Monday, May 16, 2005

Ethics law needs change to open up records

The first rule of government: Nothing is as simple as it seems.

The State Ethics Board has received a grant that will allow it to build a website with online access to financial disclosure forms filed by elected officials and others. Release.

That sounded revolutionary, because now, if you want to look at someone's disclosure statement, you are required to fill out a form, identifying yourself and saying on whose behalf you want the information. The Ethics Board then notifies the official that you have looked at his/her information. That can be a little intimidating.

I first assumed that once the website is up that requirement will be gone. Not only would you be able to access the information at 3 a.m. if you so choose, but you could get it instantly and anonymously.

Not so, unfortunately. Unless the legislature changes the law, if you want to see any individual's information the Ethics Board will still be required to ask you to fill out the form, and will still notify the person you're checking on. So no 3 a.m. business, and no anonymity.

Changing the law to eliminate that requirement seems like a no-brainer, but don't bet on it.

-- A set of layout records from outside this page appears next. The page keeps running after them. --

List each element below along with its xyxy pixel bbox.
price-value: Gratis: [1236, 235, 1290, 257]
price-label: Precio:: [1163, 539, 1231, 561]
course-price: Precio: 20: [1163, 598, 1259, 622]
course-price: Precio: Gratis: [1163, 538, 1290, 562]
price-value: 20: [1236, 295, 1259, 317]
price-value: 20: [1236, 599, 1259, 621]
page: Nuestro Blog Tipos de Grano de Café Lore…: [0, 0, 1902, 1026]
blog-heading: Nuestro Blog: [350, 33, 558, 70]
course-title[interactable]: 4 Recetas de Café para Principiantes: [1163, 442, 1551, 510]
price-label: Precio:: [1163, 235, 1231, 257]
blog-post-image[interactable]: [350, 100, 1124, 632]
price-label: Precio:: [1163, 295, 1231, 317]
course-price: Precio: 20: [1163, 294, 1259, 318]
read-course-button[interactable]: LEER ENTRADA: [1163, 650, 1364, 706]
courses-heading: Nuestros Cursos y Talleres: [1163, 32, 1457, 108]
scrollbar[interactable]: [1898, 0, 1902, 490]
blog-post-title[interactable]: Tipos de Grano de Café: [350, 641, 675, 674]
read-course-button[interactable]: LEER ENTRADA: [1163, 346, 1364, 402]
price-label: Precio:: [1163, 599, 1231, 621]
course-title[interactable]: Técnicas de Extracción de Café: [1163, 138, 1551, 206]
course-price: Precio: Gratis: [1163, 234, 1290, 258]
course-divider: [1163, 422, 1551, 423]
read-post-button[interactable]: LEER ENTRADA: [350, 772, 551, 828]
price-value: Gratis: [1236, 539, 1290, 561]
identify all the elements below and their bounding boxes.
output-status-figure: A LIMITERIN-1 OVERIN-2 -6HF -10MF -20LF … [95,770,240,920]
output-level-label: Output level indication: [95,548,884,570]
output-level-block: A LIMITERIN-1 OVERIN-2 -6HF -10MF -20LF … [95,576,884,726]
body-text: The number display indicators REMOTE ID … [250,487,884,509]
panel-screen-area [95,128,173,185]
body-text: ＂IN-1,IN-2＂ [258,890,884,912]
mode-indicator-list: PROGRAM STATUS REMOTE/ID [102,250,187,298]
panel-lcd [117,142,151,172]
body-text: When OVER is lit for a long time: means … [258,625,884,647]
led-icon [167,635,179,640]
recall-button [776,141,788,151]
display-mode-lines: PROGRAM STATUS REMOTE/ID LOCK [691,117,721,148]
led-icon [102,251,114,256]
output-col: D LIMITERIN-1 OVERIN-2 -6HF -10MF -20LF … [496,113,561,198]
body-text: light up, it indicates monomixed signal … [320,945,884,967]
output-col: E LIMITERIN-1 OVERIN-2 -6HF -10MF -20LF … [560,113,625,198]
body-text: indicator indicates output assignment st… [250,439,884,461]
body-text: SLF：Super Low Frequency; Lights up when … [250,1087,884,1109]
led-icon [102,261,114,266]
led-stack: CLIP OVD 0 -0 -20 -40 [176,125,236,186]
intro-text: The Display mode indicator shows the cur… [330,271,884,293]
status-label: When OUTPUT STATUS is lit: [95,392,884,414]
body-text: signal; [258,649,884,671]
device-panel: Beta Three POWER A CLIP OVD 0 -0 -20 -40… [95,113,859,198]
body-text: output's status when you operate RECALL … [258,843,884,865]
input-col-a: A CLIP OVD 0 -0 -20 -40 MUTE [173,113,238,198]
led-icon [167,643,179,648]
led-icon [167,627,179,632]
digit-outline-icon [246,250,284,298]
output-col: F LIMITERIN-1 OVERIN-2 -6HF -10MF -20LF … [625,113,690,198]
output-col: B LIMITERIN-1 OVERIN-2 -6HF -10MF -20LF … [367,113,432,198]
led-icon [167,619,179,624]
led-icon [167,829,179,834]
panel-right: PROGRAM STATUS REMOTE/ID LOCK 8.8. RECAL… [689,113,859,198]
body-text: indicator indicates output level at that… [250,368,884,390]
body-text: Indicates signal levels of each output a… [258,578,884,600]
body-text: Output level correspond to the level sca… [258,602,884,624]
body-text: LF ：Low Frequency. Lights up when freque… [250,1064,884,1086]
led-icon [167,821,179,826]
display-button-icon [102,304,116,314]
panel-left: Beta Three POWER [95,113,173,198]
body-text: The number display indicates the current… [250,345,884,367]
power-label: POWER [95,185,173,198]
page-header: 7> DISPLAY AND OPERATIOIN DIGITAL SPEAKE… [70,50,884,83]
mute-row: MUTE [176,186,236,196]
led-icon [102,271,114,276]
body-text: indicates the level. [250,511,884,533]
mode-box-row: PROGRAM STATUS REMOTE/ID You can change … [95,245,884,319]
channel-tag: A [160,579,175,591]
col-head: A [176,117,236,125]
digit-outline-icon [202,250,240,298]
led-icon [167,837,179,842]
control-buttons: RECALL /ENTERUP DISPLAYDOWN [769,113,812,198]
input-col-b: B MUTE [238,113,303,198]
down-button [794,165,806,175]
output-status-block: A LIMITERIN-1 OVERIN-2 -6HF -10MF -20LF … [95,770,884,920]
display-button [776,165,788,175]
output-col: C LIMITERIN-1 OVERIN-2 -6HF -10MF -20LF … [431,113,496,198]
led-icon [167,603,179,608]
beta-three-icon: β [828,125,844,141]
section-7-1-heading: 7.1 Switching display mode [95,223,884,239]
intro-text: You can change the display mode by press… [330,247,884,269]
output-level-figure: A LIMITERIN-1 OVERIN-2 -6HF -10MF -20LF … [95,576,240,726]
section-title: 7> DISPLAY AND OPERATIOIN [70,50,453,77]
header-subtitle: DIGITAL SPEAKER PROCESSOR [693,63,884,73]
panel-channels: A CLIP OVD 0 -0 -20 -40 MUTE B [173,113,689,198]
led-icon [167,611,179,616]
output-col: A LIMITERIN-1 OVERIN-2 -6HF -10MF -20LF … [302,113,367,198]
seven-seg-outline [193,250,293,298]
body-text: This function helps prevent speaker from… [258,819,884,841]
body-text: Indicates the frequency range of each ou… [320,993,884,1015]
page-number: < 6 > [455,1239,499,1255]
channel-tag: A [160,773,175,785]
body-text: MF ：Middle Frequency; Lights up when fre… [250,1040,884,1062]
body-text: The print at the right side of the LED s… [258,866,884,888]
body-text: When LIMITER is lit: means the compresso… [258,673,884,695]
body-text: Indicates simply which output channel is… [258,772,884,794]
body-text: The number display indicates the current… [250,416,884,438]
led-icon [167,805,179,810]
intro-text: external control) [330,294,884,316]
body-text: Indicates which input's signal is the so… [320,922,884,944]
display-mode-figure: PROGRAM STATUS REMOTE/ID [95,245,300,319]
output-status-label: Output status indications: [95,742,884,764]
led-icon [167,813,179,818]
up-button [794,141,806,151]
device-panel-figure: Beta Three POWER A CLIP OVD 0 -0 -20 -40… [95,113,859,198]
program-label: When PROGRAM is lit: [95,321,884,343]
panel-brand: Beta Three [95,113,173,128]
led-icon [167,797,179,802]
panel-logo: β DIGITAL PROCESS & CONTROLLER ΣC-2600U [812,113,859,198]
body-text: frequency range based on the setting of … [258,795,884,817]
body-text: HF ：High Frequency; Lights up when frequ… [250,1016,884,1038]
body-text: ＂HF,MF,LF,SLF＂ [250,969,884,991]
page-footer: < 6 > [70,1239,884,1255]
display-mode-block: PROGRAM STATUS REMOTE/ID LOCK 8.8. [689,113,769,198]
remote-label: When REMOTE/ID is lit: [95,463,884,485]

The state will look a little silly if it keeps the requirement in place, however, since you now can look at the filings online, anonymously and at 3 a.m. if you choose, from WisPolitics as well as the Wisconsin State Journal and Appleton Post Crescent.

Those newspapers simply requested all of the legislators' filings from the Ethics Board and then posted them on their own websites. So that takes a little of the bloom off the Ethics Board's announcement.

Let's hope that by the time the Ethics Board site is online in early 2006 the law will have been changed to reflect the fact that we are living in the 21st Century, with information much more accessible -- as it should be.